Solche und ähnliche kurze Filmbeschreibungen (wie sie auch unter den Rubriken „Actionfilm“, „Abenteuerfilm“, „Thriller“, „Kriminalfilm“, „Fantasyfilm“, „Liebesfilm/Romanze“, Science-Fiction-Film, „Western“, „Horrorfilm“, „Historienfilm“, „Katastrophenfilm“, „Kriegsfilm“ zu lesen sind) halte ich für nützliche Warnungen: Sie gemahnen die Zuseher an die Kürze ihrer Lebenszeit und bewahren sie davor, eben diese zugunsten des audiovisuellen Blödsinns zu verschwenden.

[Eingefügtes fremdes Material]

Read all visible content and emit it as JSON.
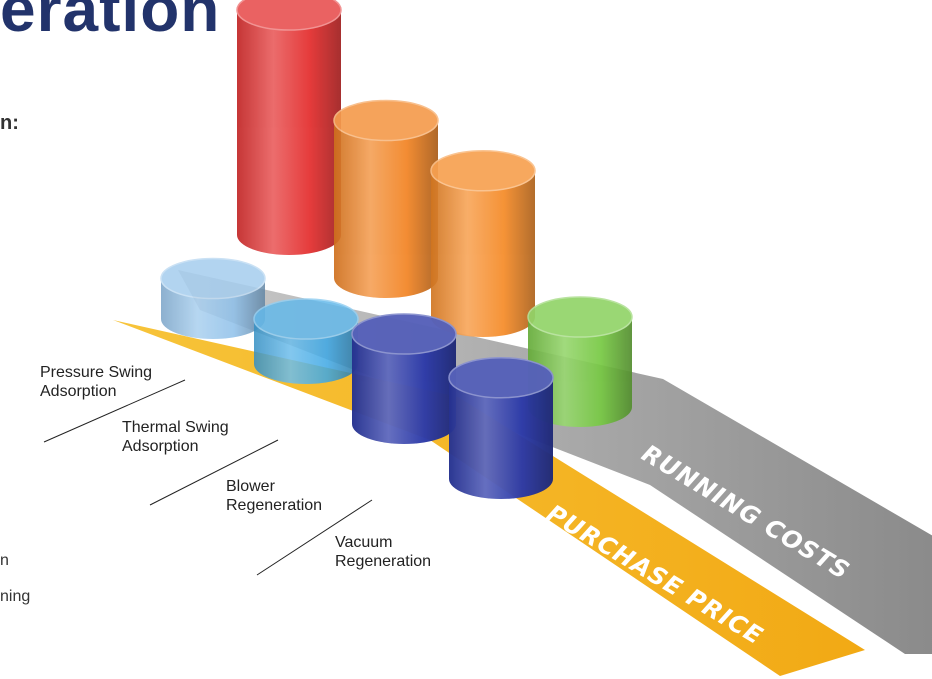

Was ich heute gut finde, ist die Möglichkeit, die via Television gesendeten Filme aufzunehmen, damit man sie bereits nach dem ersten zu hörenden Dialog wieder löschen kann.
Einen Film mit Jennifer Conelly kann ich dir empfehlen, Requiem for a Dream, ein Meisterwerk von Darren Aronofsky.

http://www.ofdb.de/film/5664,Requiem-for-a-Dream

Der Film ist die Geschichte von vier Menschen auf ihrem langsamen Weg in den eigenen Untergang.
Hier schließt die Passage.